ISSN: 0974-276X
Geetika Sethi, Gaurav Chopra, George White, Mark Minie, Jeremy Horst and Ram Samudrala
Scientific Tracks Abstracts: J Proteomics Bioinform
The goal of this study is to predict the drug behavior based on compound-proteome interaction signatures and generate high-value drug prioritizations from ranking indication-specific interaction signatures. We had previously developed a platform based on computational analysis of novel drug opportunities (CANDO) that can simultaneously predict the interactions of indication-specific drugs with a library of protein targets to generate a binary matrix of interaction signatures (?all? drugs × ?all? protein structures × ?all? indications), in effect inferring homology of drug behavior at a proteomic level.
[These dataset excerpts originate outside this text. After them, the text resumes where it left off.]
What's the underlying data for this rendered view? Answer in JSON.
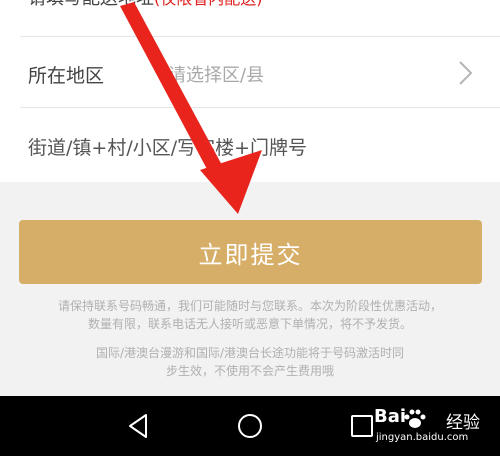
{
  "form": {
    "header_note": "请填写配送地址",
    "header_limit": "(仅限省内配送)",
    "region_label": "所在地区",
    "region_placeholder": "请选择区/县",
    "street_placeholder": "街道/镇+村/小区/写字楼+门牌号"
  },
  "submit_label": "立即提交",
  "notes": {
    "contact": [
      "请保持联系号码畅通，我们可能随时与您联系。本次为阶段性优惠活动，",
      "数量有限，联系电话无人接听或恶意下单情况，将不予发货。"
    ],
    "roaming": [
      "国际/港澳台漫游和国际/港澳台长途功能将于号码激活时同",
      "步生效，不使用不会产生费用哦"
    ]
  },
  "watermark": {
    "brand": "Bai",
    "brand_suffix": "经验",
    "url": "jingyan.baidu.com"
  },
  "colors": {
    "submit_bg": "#d6ae68",
    "limit_text": "#e02020",
    "annotation_arrow": "#e8241c"
  },
  "icons": {
    "region_chevron": "chevron-right-icon",
    "nav_back": "triangle-back-icon",
    "nav_home": "circle-home-icon",
    "nav_recent": "square-recent-icon",
    "annotation": "red-arrow-icon"
  }
}
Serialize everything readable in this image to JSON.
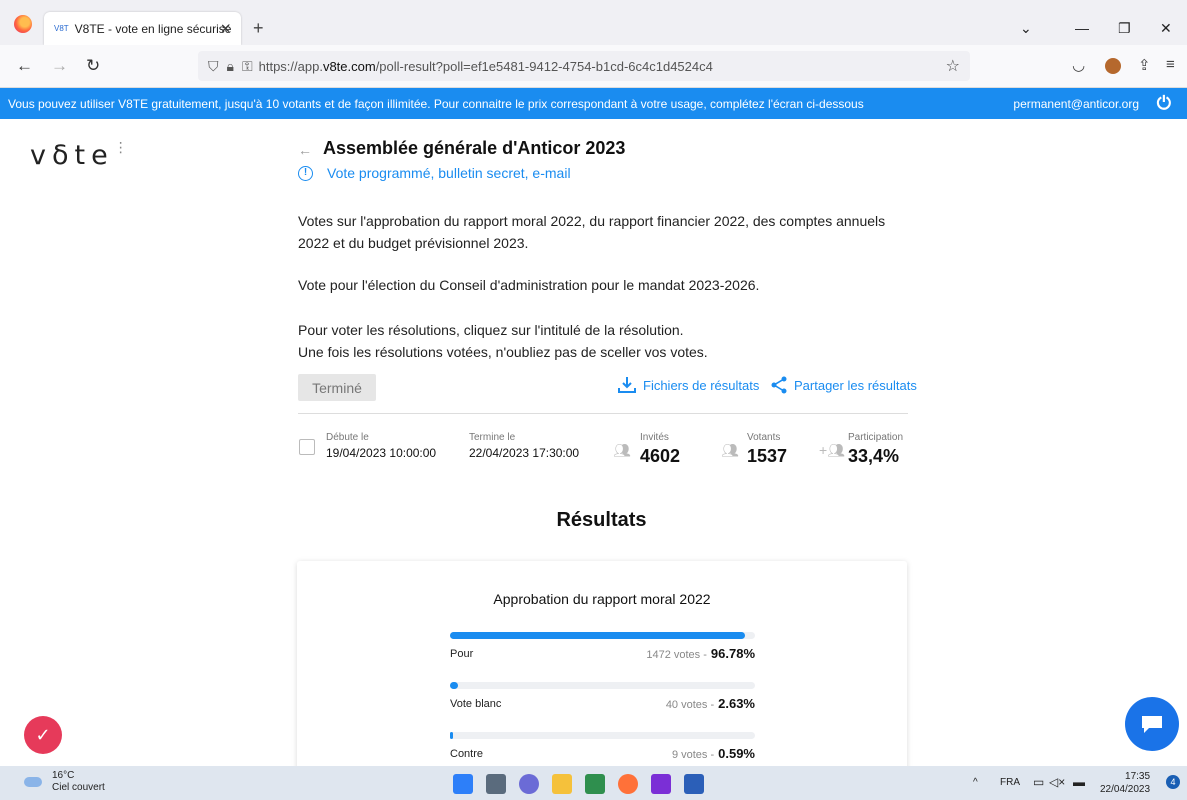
{
  "browser": {
    "tab_title": "V8TE - vote en ligne sécurisé",
    "tab_favicon": "V8T",
    "new_tab": "+",
    "url_prefix": "https://app.",
    "url_host": "v8te.com",
    "url_path": "/poll-result?poll=ef1e5481-9412-4754-b1cd-6c4c1d4524c4"
  },
  "banner": {
    "text": "Vous pouvez utiliser V8TE gratuitement, jusqu'à 10 votants et de façon illimitée. Pour connaitre le prix correspondant à votre usage, complétez l'écran ci-dessous",
    "email": "permanent@anticor.org"
  },
  "brand": {
    "logo": "v8te"
  },
  "poll": {
    "title": "Assemblée générale d'Anticor 2023",
    "subtitle": "Vote programmé, bulletin secret, e-mail",
    "description": [
      "Votes sur l'approbation du rapport moral 2022, du rapport financier 2022, des comptes annuels 2022 et du budget prévisionnel 2023.",
      "Vote pour l'élection du Conseil d'administration pour le mandat 2023-2026.",
      "Pour voter les résolutions, cliquez sur l'intitulé de la résolution.",
      "Une fois les résolutions votées, n'oubliez pas de sceller vos votes."
    ],
    "status_button": "Terminé",
    "files_link": "Fichiers de résultats",
    "share_link": "Partager les résultats"
  },
  "stats": {
    "start_label": "Débute le",
    "start_value": "19/04/2023 10:00:00",
    "end_label": "Termine le",
    "end_value": "22/04/2023 17:30:00",
    "invited_label": "Invités",
    "invited_value": "4602",
    "voters_label": "Votants",
    "voters_value": "1537",
    "participation_label": "Participation",
    "participation_value": "33,4%"
  },
  "results": {
    "heading": "Résultats",
    "question": "Approbation du rapport moral 2022",
    "options": [
      {
        "label": "Pour",
        "votes": "1472 votes -",
        "percent": "96.78%",
        "fraction": 0.9678
      },
      {
        "label": "Vote blanc",
        "votes": "40 votes -",
        "percent": "2.63%",
        "fraction": 0.0263
      },
      {
        "label": "Contre",
        "votes": "9 votes -",
        "percent": "0.59%",
        "fraction": 0.0059
      }
    ]
  },
  "taskbar": {
    "weather_temp": "16°C",
    "weather_text": "Ciel couvert",
    "lang": "FRA",
    "time": "17:35",
    "date": "22/04/2023",
    "notifications": "4"
  },
  "colors": {
    "accent": "#1a8cf0",
    "banner": "#1a8cf0",
    "chat": "#1a73e8",
    "badge": "#e63a5a"
  }
}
In the current study, a binary matrix of 180 million predicted interaction signatures (approx.) between 3,733 human ingestible compounds (FDA approved drugs and supplements) and 48278 proteins (universal proteome set) were first compared with each other and then ranked in an indication specific manner. We have developed a ?hold one out? compound-centric benchmarking algorithm for 1439 disease indications (FDA and NLM), where there are at least two approved compounds so that one compound could be used as a test to fish for the other compound with the same indication. Compounds are ranked using the compound-proteome signature comparison approach and the accuracy is measured by whether related compounds are seen in the top 1% (37) of the rankings. This is contrasted to the results from best performing randomly generated matrix (out of 16) which is created by swapping the rows and columns randomly (so composition/distribution of interactions is the same). We analyzed the percentage accuracy of identifying compounds with the same indication within the top 1% (37) compounds or in other words, the likelihood that any given prediction of a compound will be effective as a drug for a particular indication. The top compounds produced by this integrated rankings method are considered to be putative repurposed drugs for their respective indications. For a total of 13746 compound-disease pairs, the average ranking for top 1% is 24.9%. Out of 1439, 654 disease indications showed a non-zero output for top 1% with an average of 33.1%. To conclude, we have developed a drug repurposing platform that considers compound-proteome interaction signatures to predict drug behavior and uncovers potential drug candidates that can be repurposed for multiple indications.